Raw counts can be misleading.

If one repo changes 10 million lines and another changes 200k, the first will almost always show more problems, even if the codebase is actually in better shape. Volume alone distorts the comparison, so we needed a way to adjust for how much code was really changing.

To do that, we looked at suggestions tagged high or critical, grouped them by language, and divided that number by total totalChanges. The result is “high/critical suggestions per 1,000 changes.” We also removed groups with fewer than 50 PRs so the numbers would not be pushed around by tiny samples.

What we saw

LanguageHigh/critical per 1k changes
csharp0.98
typescript0.93
python0.73
php0.61
ruby0.58
java0.52
javascript0.37
yaml0.23
vue0.21

The values are low on purpose. A score of 0.93 means about 0.93 high or critical suggestions for every 1,000 changes, which comes out to roughly one every 1,075 changes. For csharp at 0.98, it is about one every 1,020 changes.

Even with the scale compressed, the spread is still noticeable. csharp at 0.98 versus vue at 0.21 is a 4.7x difference. That does not mean one language is “bad” and another is “good,” but it is enough of a gap to justify a closer look, especially when the sample size is solid.

I would treat this as a directional metric. It is useful for spotting drift, comparing patterns inside the same environment, and deciding where to investigate further. I would be careful not to turn it into a ranking of languages, because that skips too much context.

What makes this more useful in practice is how you pair it with other cuts of the data. Tracking it over time by repo or team is usually more revealing than looking at a single snapshot. Keeping PR count visible next to the chart also helps, because a group with a large number of PRs is easier to trust than one that barely cleared the cutoff. Breaking the metric down by labels such as bug, security, or performance gives it more texture too. The total tells you how much is happening, and the labels help show what kind of problems are driving it.
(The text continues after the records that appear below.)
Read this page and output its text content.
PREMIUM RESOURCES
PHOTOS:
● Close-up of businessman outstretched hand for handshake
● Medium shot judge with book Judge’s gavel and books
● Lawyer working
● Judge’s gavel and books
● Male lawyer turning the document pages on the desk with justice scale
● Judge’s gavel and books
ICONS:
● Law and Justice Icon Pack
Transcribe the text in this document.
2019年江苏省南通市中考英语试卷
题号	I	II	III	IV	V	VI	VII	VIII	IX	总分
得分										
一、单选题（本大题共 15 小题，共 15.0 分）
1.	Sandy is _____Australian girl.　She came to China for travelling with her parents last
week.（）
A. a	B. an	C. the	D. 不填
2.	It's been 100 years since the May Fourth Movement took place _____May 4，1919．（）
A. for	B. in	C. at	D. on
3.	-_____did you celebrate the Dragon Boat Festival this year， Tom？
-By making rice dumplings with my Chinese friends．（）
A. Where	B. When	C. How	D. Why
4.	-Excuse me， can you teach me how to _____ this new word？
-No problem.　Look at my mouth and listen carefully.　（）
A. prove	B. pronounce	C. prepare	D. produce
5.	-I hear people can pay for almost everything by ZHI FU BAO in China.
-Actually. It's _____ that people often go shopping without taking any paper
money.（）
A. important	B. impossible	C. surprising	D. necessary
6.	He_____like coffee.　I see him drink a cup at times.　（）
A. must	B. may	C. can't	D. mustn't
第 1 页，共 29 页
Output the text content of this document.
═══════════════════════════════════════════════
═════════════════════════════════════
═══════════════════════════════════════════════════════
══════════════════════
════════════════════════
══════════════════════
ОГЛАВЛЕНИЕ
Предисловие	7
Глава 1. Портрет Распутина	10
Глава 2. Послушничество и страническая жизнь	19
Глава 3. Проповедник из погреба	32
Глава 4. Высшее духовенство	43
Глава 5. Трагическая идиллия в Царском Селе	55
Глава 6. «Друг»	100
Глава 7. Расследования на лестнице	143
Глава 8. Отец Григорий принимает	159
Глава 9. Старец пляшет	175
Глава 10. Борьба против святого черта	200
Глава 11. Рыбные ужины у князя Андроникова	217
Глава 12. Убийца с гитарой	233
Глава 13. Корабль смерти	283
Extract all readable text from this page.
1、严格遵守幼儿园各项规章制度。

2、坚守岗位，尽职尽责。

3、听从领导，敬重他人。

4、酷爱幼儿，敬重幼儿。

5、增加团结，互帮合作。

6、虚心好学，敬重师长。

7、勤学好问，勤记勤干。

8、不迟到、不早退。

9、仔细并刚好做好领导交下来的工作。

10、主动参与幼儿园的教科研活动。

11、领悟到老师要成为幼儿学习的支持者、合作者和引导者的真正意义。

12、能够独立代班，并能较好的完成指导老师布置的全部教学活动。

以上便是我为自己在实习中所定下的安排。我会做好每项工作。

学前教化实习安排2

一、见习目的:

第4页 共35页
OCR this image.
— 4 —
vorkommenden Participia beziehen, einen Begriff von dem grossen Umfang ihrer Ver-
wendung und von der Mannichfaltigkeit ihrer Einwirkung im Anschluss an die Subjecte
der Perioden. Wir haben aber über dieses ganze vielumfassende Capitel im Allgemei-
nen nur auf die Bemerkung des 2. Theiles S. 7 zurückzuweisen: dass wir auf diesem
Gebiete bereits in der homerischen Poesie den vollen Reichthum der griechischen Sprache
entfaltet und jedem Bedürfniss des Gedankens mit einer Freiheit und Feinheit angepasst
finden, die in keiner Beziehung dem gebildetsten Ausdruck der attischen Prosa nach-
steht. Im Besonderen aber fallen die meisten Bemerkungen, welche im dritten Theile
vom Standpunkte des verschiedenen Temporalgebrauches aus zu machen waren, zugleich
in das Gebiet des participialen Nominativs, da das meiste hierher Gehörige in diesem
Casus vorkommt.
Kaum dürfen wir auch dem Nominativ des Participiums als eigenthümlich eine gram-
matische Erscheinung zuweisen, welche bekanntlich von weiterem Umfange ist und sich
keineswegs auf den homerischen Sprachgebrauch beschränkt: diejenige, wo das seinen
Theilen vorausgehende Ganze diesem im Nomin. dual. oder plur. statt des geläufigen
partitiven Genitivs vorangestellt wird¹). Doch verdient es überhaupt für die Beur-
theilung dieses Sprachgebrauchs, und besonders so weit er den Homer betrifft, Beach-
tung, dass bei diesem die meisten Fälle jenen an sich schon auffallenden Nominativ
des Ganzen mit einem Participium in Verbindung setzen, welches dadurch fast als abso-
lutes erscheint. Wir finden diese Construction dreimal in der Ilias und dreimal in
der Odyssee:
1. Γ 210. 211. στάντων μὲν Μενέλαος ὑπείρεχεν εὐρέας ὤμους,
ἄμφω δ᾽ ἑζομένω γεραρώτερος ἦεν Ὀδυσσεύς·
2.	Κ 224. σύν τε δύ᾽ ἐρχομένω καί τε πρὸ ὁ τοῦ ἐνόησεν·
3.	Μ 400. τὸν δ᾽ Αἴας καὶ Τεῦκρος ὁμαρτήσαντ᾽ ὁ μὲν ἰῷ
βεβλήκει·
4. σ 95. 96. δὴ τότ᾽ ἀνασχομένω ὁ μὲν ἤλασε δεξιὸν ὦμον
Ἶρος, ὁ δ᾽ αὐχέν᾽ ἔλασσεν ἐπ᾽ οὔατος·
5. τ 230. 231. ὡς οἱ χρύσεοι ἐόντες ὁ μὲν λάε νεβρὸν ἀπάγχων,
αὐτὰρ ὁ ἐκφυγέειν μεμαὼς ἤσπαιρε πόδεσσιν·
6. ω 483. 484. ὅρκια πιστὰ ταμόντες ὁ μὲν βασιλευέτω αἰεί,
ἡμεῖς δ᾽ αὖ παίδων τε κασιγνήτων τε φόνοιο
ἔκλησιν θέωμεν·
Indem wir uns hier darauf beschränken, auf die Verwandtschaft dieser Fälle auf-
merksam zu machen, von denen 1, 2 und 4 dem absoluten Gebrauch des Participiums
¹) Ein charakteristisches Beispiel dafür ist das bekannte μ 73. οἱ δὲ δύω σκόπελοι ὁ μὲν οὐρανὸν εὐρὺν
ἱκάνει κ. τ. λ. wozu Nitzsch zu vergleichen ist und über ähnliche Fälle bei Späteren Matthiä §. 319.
I would also sanity-check what counts as “changes” in each repo. Generated files and formatting-only commits can inflate the denominator without changing actual risk, which can make the metric look cleaner than it really is.

If I were publishing this, I would keep the presentation simple: a horizontal bar chart sorted by “high/critical suggestions per 1,000 changes,” with PR count visible alongside it. I would also want to split the view by PR size buckets (0–49, 50–199, 200–499, 500–999, 1000+). That makes it easier to separate what is coming from very large PRs and what still appears even in smaller ones.